Judgment No. 21344 of July 30, 2024, issued by the Court of Cassation, represents an important reference point for the regulation of banking contracts, particularly concerning the prohibition of compound interest. In this article, we will analyze the content of the judgment, its meaning, and its implications for consumers and banks.
The prohibition of compound interest, i.e., the application of interest on interest, is governed by art. 120, paragraph 2, of Legislative Decree no. 385 of 1993 (TUB). Law No. 147 of 2013 further clarified this matter, specifying that the prohibition takes effect from December 1, 2014, and is not subject to the adoption of resolutions by the CICR. This aspect is fundamental to understanding the implications of the judgment in question.

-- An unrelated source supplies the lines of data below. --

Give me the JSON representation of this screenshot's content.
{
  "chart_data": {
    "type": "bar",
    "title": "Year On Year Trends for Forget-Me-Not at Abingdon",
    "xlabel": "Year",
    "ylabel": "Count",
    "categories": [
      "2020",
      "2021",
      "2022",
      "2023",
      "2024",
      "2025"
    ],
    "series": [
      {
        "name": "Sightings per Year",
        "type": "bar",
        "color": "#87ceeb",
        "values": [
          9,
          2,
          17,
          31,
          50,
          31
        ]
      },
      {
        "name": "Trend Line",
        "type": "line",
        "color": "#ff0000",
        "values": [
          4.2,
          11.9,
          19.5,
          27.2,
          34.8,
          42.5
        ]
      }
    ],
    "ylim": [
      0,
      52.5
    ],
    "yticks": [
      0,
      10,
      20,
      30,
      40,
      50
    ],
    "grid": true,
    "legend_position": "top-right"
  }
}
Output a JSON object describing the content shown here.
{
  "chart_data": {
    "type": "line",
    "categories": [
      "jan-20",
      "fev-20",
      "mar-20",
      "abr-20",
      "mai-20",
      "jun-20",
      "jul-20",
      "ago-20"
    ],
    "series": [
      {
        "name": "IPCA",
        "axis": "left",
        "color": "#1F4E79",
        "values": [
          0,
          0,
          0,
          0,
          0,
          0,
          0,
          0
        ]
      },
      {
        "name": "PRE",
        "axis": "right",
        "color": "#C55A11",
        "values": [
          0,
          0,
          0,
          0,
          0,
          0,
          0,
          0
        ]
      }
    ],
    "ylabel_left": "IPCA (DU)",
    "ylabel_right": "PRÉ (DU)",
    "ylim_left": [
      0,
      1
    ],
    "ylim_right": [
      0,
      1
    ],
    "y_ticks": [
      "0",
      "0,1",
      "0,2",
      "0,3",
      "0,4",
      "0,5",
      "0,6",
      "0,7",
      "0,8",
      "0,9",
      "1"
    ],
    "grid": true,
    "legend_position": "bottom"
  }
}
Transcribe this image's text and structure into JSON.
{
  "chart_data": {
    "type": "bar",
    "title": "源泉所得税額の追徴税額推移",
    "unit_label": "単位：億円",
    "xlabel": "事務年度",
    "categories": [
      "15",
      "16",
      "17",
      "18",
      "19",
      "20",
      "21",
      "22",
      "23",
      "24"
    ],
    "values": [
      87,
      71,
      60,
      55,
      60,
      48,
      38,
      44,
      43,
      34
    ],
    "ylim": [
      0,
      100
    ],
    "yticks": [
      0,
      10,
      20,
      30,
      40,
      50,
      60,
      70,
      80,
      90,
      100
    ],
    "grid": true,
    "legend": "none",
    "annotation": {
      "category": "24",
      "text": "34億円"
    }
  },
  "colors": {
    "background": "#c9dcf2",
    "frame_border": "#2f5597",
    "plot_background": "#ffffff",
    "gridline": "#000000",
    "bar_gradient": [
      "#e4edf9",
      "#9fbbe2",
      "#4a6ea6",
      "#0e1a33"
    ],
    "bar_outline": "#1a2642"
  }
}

Exclusion. In the context of banking contracts, the prohibition of compound interest provided for by art. 120, paragraph 2, of Legislative Decree no. 385 of 1993 (TUB), as replaced by art. 1, paragraph 628, of Law no. 147 of 2013, takes effect from December 1, 2014, and is operative regardless of the adoption, by the CICR, of the resolution, provided for therein, concerning the methods and criteria for the accrual of interest in operations carried out in the exercise of banking activity.
Through this judgment, the Court has excluded the need for a CICR resolution for the application of the prohibition of compound interest, stating that the prohibition has been in effect since December 1, 2014. This decision is significant as it eliminates a potential regulatory loophole that could have been exploited by some banking institutions. Consumer protection, in this context, is strengthened, ensuring that banking contracts cannot provide for the application of interest on interest without clear consent.
Judgment No. 21344 of July 30, 2024, by the Court of Cassation, represents an important step in protecting consumer rights and in regulatory clarity regarding banking contracts. With this decision, a principle of justice and transparency is affirmed that cannot be ignored in the Italian banking landscape. Banking institutions are therefore called upon to comply with these provisions to ensure the legality and correctness of their practices.